Relative Screen scraping does not return correct string


#1

While trying to get text using relative screen scrape method, I am not getting the correct string. For e.g.-

In above image, I am trying to get value “moe001” but scraping method returns value “moeOOl”. Instead of 001 its considering 0 as O and 1 as l and returns value OOl. This relative screen scrape works in case if want to retrieve text “moerb499”.
Please post any suggestion.


#2

Hi,

(note: I don’t use or have installed Microsoft OCR, so available options might differ a little. Suggestion is based on GoogleOCR engine)

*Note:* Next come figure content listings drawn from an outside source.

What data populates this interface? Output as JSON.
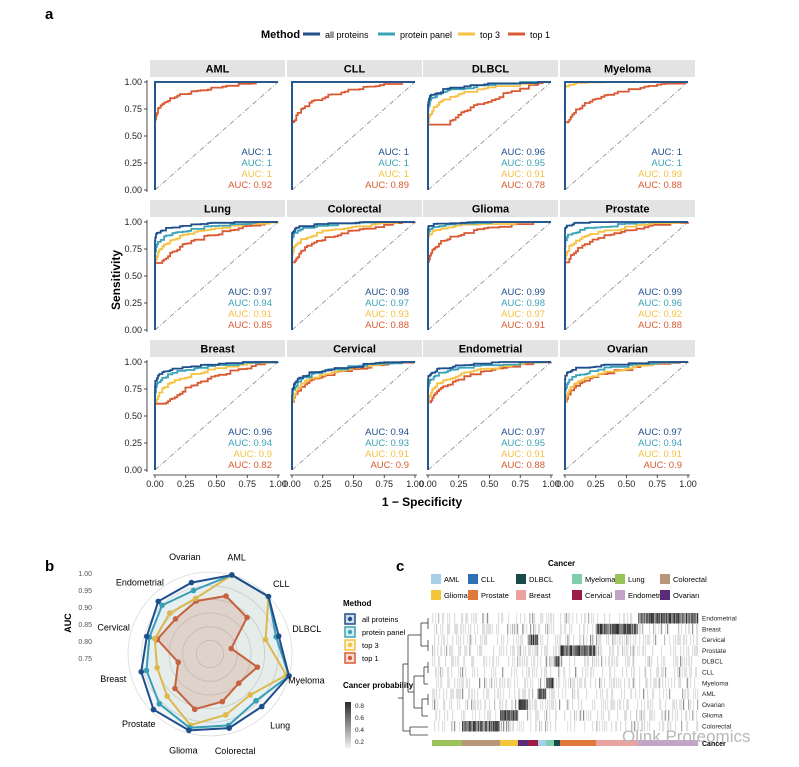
{
  "panel_labels": {
    "a": "a",
    "b": "b",
    "c": "c"
  },
  "legend": {
    "title": "Method",
    "items": [
      {
        "name": "all proteins",
        "color": "#1f4e8c"
      },
      {
        "name": "protein panel",
        "color": "#3aa3b5"
      },
      {
        "name": "top 3",
        "color": "#f5c242"
      },
      {
        "name": "top 1",
        "color": "#d95a32"
      }
    ]
  },
  "chart_data": [
    {
      "type": "line",
      "title": "ROC curves by cancer type",
      "xlabel": "1 − Specificity",
      "ylabel": "Sensitivity",
      "xlim": [
        0,
        1
      ],
      "ylim": [
        0,
        1
      ],
      "xticks": [
        "0.00",
        "0.25",
        "0.50",
        "0.75",
        "1.00"
      ],
      "yticks": [
        "0.00",
        "0.25",
        "0.50",
        "0.75",
        "1.00"
      ],
      "panels": [
        {
          "name": "AML",
          "auc": [
            "AUC: 1",
            "AUC: 1",
            "AUC: 1",
            "AUC: 0.92"
          ]
        },
        {
          "name": "CLL",
          "auc": [
            "AUC: 1",
            "AUC: 1",
            "AUC: 1",
            "AUC: 0.89"
          ]
        },
        {
          "name": "DLBCL",
          "auc": [
            "AUC: 0.96",
            "AUC: 0.95",
            "AUC: 0.91",
            "AUC: 0.78"
          ]
        },
        {
          "name": "Myeloma",
          "auc": [
            "AUC: 1",
            "AUC: 1",
            "AUC: 0.99",
            "AUC: 0.88"
          ]
        },
        {
          "name": "Lung",
          "auc": [
            "AUC: 0.97",
            "AUC: 0.94",
            "AUC: 0.91",
            "AUC: 0.85"
          ]
        },
        {
          "name": "Colorectal",
          "auc": [
            "AUC: 0.98",
            "AUC: 0.97",
            "AUC: 0.93",
            "AUC: 0.88"
          ]
        },
        {
          "name": "Glioma",
          "auc": [
            "AUC: 0.99",
            "AUC: 0.98",
            "AUC: 0.97",
            "AUC: 0.91"
          ]
        },
        {
          "name": "Prostate",
          "auc": [
            "AUC: 0.99",
            "AUC: 0.96",
            "AUC: 0.92",
            "AUC: 0.88"
          ]
        },
        {
          "name": "Breast",
          "auc": [
            "AUC: 0.96",
            "AUC: 0.94",
            "AUC: 0.9",
            "AUC: 0.82"
          ]
        },
        {
          "name": "Cervical",
          "auc": [
            "AUC: 0.94",
            "AUC: 0.93",
            "AUC: 0.91",
            "AUC: 0.9"
          ]
        },
        {
          "name": "Endometrial",
          "auc": [
            "AUC: 0.97",
            "AUC: 0.95",
            "AUC: 0.91",
            "AUC: 0.88"
          ]
        },
        {
          "name": "Ovarian",
          "auc": [
            "AUC: 0.97",
            "AUC: 0.94",
            "AUC: 0.91",
            "AUC: 0.9"
          ]
        }
      ]
    },
    {
      "type": "radar",
      "ylabel": "AUC",
      "rticks": [
        "0.75",
        "0.80",
        "0.85",
        "0.90",
        "0.95",
        "1.00"
      ],
      "rlim": [
        0.75,
        1.0
      ],
      "categories": [
        "AML",
        "CLL",
        "DLBCL",
        "Myeloma",
        "Lung",
        "Colorectal",
        "Glioma",
        "Prostate",
        "Breast",
        "Cervical",
        "Endometrial",
        "Ovarian"
      ],
      "series": [
        {
          "name": "all proteins",
          "values": [
            1,
            1,
            0.96,
            1,
            0.97,
            0.98,
            0.99,
            0.99,
            0.96,
            0.94,
            0.97,
            0.97
          ]
        },
        {
          "name": "protein panel",
          "values": [
            1,
            1,
            0.95,
            1,
            0.94,
            0.97,
            0.98,
            0.96,
            0.94,
            0.93,
            0.95,
            0.94
          ]
        },
        {
          "name": "top 3",
          "values": [
            1,
            1,
            0.91,
            0.99,
            0.91,
            0.93,
            0.97,
            0.92,
            0.9,
            0.91,
            0.91,
            0.91
          ]
        },
        {
          "name": "top 1",
          "values": [
            0.92,
            0.89,
            0.78,
            0.88,
            0.85,
            0.88,
            0.91,
            0.88,
            0.82,
            0.9,
            0.88,
            0.9
          ]
        }
      ]
    },
    {
      "type": "heatmap",
      "legend_title": "Cancer",
      "classes": [
        {
          "name": "AML",
          "color": "#a9cfe8"
        },
        {
          "name": "CLL",
          "color": "#2e6fb5"
        },
        {
          "name": "DLBCL",
          "color": "#1a4a4a"
        },
        {
          "name": "Myeloma",
          "color": "#7fcfae"
        },
        {
          "name": "Lung",
          "color": "#9cc25a"
        },
        {
          "name": "Colorectal",
          "color": "#b8967a"
        },
        {
          "name": "Glioma",
          "color": "#f2c53a"
        },
        {
          "name": "Prostate",
          "color": "#e07a3c"
        },
        {
          "name": "Breast",
          "color": "#e9a3a0"
        },
        {
          "name": "Cervical",
          "color": "#9b1c45"
        },
        {
          "name": "Endometrial",
          "color": "#c3a4c9"
        },
        {
          "name": "Ovarian",
          "color": "#5b2a7a"
        }
      ],
      "rows": [
        "Endometrial",
        "Breast",
        "Cervical",
        "Prostate",
        "DLBCL",
        "CLL",
        "Myeloma",
        "AML",
        "Ovarian",
        "Glioma",
        "Colorectal",
        "Lung"
      ],
      "bottom_label": "Cancer",
      "prob_title": "Cancer probability",
      "prob_ticks": [
        "0.2",
        "0.4",
        "0.6",
        "0.8"
      ]
    }
  ],
  "watermark": "Olink Proteomics"
}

If your usernames consist only of lowercase letters and numbers, you could set AllowedCharacters to “abcdefghijklmnopqrstuvwxyz0123456789” (optionally with a combination of denied characters string for some special characters that are too similar to letters/numbers). This should help with the O->0 and |->1. Remaining issue might be then that | is changed to l (lowercase L). In that case, try changing the scale and if it doesn’t help I’d add a conditional to check and replace it for the last char, if you know it’s always a number.

If they have an even more consistent format, you could check with regex/string operations and replace accordingly. That would require some kind of a translation table, but should work also as a reusable component in the future, if you have other projects using OCR.

Completely alternative solution could be to take a screenshot instead of OCR for that region, save it to an image file and add a filter (f.e. using any open source image manipulation library) for that grey background. That would probably be overkill though so I wouldn’t suggest to go that route unless everything else fails.


#3

Hi,

I tried all other scales too, but for some words it works and for some it doesn’t. I tried using a logic to convert ‘O’ and ‘l’ with ‘0’ and ‘1’ respectively.

My logic worked and I got the value that I wanted. But now I am getting one more strange thing, i.e., relative scraping method reads ‘U’ as ‘LJ’, and small L ‘l’ as capital I ‘I’ and ‘O’ as Q. These all issues comes only when I use relative scrape method in citrix. What should I do in this case?

Please also tell me where to set allowedcharacter property.